La frutticoltura emiliano romagnola, così come quella nazionale, può sopravvivere solo se potrà sfruttare l'innovazione e non rimanere incatenata a preconcetti politici e antiscientifici. E' uno dei concetti espressi da Marcello Bonvicini, presidente Confagricoltura Emilia Romagna, emersi ad un recente incontro.
In Emilia-Romagna, gli ettari in produzione sono all’incirca 48.000 ma nel 1994 erano quasi 100.000. "Ai produttori viene chiesto di produrre di più utilizzando meno terra, acqua e fitofarmaci. Possiamo farlo solo con l'aiuto della scienza, sfruttando le potenzialità delle nuove tecniche di selezione e miglioramento varietale (New Breeding Techniques), quali cisgenesi e genome editing. Le uniche in grado di offrire ai frutticoltori impianti più resistenti agli agenti esterni, agli stress climatici e alle malattie", ha detto il presidente.
Inoltre è indispensabile attuare una forte riconversione dei frutteti, abbattendo quelli obsoleti e privilegiando varietà rustiche, adatte ai mutamenti climatici, attraverso nuovi portinnesti e con frutta più buona da mangiare. "Ma per giungere a questo occorrono finanziamenti aiutando così i produttori perché da soli non posso farcela".

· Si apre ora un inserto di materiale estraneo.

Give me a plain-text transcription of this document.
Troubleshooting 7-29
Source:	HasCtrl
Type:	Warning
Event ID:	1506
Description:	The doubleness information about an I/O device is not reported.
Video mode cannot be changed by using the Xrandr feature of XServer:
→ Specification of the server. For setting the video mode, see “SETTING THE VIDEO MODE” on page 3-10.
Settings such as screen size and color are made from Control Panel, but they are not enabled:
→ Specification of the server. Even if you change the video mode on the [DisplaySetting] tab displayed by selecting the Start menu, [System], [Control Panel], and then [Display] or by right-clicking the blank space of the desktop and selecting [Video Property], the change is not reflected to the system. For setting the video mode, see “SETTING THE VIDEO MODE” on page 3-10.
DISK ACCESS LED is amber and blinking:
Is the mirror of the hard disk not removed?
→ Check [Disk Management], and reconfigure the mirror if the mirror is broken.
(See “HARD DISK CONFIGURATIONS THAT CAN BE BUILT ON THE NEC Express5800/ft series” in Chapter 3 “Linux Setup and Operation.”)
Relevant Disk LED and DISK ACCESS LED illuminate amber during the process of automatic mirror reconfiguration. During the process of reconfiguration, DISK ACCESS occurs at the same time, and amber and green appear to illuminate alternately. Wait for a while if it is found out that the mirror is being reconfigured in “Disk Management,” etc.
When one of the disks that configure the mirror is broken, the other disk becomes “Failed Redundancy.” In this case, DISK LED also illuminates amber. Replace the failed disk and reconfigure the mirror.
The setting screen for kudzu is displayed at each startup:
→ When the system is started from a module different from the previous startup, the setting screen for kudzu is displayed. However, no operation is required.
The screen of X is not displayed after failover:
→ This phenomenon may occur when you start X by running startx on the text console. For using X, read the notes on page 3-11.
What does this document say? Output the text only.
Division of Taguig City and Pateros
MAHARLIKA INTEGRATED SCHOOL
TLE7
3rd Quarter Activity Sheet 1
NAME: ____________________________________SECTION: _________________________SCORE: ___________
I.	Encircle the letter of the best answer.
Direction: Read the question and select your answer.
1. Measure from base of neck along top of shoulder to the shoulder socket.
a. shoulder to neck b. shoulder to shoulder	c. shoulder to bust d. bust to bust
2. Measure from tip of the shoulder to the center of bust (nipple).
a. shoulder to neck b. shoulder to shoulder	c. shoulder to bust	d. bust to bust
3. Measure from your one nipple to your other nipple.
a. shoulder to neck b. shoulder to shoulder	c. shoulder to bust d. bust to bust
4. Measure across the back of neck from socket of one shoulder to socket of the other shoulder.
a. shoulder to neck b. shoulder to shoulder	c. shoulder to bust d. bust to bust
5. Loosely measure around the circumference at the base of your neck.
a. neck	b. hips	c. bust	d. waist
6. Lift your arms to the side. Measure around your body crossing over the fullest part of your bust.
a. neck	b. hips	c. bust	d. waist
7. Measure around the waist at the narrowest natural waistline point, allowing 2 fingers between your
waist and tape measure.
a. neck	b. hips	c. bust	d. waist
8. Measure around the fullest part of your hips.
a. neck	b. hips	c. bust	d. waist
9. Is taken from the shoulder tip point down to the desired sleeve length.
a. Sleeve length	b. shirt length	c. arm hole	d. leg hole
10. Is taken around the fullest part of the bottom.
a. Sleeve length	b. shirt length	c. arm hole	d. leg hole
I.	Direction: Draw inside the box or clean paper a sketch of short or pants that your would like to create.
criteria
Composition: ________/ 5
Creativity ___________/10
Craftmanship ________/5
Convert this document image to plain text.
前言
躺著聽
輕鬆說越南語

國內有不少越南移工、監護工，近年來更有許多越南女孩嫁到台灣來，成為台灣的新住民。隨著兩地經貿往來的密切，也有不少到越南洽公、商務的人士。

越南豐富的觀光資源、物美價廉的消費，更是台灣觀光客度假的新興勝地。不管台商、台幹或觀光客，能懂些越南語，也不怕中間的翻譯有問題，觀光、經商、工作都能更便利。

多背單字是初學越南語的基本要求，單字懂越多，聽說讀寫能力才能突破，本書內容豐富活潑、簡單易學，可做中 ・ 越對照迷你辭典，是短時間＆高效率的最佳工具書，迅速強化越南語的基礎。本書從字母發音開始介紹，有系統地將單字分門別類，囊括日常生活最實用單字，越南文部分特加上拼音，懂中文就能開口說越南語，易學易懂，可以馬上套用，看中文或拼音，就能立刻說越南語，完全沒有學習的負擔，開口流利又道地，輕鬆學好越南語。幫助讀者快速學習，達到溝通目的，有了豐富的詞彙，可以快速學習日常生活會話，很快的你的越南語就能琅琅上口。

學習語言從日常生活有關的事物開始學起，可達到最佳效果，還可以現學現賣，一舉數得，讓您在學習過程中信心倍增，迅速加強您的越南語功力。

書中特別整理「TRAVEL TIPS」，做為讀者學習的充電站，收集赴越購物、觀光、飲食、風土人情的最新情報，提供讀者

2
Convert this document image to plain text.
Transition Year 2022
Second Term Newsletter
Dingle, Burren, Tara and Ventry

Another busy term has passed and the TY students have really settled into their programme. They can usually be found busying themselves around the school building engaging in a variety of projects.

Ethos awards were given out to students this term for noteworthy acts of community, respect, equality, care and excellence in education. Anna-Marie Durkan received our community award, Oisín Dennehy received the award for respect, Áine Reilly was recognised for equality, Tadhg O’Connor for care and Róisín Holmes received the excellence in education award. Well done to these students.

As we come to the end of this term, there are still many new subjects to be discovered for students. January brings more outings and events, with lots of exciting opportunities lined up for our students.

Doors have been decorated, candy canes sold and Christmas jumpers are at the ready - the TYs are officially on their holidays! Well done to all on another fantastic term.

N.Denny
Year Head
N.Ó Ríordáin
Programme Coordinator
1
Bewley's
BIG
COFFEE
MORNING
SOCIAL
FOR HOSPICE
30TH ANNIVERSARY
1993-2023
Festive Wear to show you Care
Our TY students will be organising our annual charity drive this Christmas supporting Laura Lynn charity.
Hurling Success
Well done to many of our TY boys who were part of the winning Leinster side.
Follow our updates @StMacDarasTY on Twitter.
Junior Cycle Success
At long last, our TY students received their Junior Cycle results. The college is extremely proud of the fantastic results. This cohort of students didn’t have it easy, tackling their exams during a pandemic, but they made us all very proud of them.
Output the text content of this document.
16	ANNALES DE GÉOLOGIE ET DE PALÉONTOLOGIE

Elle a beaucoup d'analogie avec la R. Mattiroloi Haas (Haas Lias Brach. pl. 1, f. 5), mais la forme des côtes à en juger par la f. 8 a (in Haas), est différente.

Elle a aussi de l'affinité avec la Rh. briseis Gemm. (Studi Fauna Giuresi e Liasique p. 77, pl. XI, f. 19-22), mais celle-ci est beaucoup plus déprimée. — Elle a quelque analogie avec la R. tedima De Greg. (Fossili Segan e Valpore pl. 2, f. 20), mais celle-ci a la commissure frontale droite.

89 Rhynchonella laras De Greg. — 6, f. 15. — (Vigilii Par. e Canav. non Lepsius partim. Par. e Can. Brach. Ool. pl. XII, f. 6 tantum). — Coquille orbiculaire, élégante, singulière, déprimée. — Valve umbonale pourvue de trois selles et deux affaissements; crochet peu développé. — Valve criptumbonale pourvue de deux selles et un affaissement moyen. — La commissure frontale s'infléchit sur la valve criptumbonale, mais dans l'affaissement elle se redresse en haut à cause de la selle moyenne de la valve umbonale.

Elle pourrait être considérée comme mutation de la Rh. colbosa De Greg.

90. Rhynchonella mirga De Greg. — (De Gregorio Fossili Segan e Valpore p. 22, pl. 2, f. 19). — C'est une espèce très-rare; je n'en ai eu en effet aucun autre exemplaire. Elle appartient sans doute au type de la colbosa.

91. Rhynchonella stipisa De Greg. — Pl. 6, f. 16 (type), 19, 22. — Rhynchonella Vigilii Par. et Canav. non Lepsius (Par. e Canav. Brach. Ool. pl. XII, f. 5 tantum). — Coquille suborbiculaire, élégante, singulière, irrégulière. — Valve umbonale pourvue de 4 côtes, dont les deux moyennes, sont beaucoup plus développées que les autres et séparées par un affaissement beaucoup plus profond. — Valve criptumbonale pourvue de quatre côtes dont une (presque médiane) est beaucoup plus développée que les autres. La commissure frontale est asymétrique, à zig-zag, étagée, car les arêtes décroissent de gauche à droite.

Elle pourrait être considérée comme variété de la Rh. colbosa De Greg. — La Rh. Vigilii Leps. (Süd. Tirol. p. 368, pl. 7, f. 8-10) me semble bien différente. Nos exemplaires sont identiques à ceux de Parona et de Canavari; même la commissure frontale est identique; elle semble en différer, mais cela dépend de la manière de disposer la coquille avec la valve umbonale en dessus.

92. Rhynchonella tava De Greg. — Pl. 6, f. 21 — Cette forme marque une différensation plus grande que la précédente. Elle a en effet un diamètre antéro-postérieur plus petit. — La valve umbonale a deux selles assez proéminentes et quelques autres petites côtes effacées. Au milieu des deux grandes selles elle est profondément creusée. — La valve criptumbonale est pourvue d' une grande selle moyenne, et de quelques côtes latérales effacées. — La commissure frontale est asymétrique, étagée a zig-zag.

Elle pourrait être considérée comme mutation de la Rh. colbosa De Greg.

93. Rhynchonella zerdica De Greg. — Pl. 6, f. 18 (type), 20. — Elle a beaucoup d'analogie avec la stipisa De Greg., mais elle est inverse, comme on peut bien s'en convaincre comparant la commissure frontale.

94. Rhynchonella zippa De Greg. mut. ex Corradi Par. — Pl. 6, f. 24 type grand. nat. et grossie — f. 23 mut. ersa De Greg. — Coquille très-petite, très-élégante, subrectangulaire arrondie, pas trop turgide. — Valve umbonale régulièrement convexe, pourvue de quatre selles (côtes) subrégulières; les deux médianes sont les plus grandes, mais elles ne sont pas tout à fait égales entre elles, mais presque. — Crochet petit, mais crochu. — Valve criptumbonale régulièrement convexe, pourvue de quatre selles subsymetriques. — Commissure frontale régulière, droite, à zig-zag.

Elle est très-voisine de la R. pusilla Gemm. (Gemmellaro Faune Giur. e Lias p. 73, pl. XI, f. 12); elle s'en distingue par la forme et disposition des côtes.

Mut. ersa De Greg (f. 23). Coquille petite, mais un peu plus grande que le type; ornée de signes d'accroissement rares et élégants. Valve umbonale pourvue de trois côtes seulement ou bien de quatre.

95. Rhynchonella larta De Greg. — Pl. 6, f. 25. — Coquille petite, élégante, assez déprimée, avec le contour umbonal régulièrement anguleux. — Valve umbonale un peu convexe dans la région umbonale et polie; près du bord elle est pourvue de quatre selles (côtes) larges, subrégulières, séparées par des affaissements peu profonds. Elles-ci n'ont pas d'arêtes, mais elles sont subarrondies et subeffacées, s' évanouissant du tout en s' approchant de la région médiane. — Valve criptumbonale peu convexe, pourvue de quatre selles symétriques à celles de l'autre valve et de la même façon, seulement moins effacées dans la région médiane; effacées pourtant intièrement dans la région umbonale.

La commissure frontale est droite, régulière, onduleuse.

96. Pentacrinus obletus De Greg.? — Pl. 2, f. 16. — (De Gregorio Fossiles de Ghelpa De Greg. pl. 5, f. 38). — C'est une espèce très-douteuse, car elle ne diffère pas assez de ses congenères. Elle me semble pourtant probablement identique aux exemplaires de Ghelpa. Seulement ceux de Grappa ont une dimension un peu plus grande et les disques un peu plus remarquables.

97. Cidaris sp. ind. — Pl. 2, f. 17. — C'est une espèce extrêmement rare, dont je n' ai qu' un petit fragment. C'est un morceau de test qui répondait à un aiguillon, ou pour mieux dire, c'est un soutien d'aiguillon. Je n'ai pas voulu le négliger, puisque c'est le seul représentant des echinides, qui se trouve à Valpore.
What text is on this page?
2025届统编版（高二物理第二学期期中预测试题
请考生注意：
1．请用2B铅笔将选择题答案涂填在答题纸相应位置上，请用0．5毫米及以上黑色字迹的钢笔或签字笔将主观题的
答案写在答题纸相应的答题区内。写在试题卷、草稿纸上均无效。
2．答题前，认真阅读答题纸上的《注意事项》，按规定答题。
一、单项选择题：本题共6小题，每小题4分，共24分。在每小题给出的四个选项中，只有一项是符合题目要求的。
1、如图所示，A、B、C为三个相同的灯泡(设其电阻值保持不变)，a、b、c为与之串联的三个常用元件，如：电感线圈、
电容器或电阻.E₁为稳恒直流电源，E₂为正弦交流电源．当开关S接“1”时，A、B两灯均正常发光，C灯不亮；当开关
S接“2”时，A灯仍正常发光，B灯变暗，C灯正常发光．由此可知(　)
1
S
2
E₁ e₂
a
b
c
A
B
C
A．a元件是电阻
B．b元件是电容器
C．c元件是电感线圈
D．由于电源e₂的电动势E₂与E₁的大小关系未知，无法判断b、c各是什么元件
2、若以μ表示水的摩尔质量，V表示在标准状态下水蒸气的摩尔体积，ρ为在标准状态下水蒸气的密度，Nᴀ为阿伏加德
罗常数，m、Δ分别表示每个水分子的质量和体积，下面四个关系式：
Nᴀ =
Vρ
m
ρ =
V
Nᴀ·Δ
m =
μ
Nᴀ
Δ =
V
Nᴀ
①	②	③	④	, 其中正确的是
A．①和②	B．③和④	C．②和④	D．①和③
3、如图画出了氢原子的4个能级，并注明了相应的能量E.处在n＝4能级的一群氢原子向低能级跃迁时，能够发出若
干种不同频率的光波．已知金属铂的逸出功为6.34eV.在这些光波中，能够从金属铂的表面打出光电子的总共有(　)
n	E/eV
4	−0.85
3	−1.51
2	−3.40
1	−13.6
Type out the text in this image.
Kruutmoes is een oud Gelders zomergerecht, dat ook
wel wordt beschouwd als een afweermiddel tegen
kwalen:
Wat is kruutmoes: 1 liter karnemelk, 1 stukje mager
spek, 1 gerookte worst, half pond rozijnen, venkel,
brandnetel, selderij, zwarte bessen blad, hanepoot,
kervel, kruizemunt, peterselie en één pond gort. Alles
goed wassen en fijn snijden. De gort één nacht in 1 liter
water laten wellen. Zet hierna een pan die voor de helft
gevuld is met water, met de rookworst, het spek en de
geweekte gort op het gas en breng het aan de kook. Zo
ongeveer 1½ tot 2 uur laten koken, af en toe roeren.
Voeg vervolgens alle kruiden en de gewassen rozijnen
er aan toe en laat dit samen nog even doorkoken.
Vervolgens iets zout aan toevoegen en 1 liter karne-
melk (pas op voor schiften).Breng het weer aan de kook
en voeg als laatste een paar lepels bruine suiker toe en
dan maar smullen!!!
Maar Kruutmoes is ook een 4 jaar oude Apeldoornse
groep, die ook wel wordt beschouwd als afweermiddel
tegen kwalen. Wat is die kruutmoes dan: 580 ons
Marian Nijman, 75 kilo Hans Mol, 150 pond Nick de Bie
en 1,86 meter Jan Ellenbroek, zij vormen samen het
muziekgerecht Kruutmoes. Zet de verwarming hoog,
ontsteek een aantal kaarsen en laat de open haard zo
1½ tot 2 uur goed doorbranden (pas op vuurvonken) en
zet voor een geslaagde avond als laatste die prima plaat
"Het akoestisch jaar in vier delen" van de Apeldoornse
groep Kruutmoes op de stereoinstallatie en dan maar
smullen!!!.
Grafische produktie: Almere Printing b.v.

Va inoltre riformato il sistema delle coperture assicurative contro i danni da calamità naturali introducendo una sorta di assicurazione catastrofale obbligatoria per tutti, che consentirebbe fra l'altro di ridurre di molto il costo delle polizze grazie all'ampliamento della platea dei sottoscriventi.
"E per far fronte nell'immediato alle esigenze di liquidità delle imprese occorre prevedere una moratoria sui mutui attivati per gli investimenti aziendali ma anche l'erogazione dei fondi già stanziati per i danni da cimice, maculatura bruna e gelate subiti dalle aziende agricole nel 2020", ha concluso.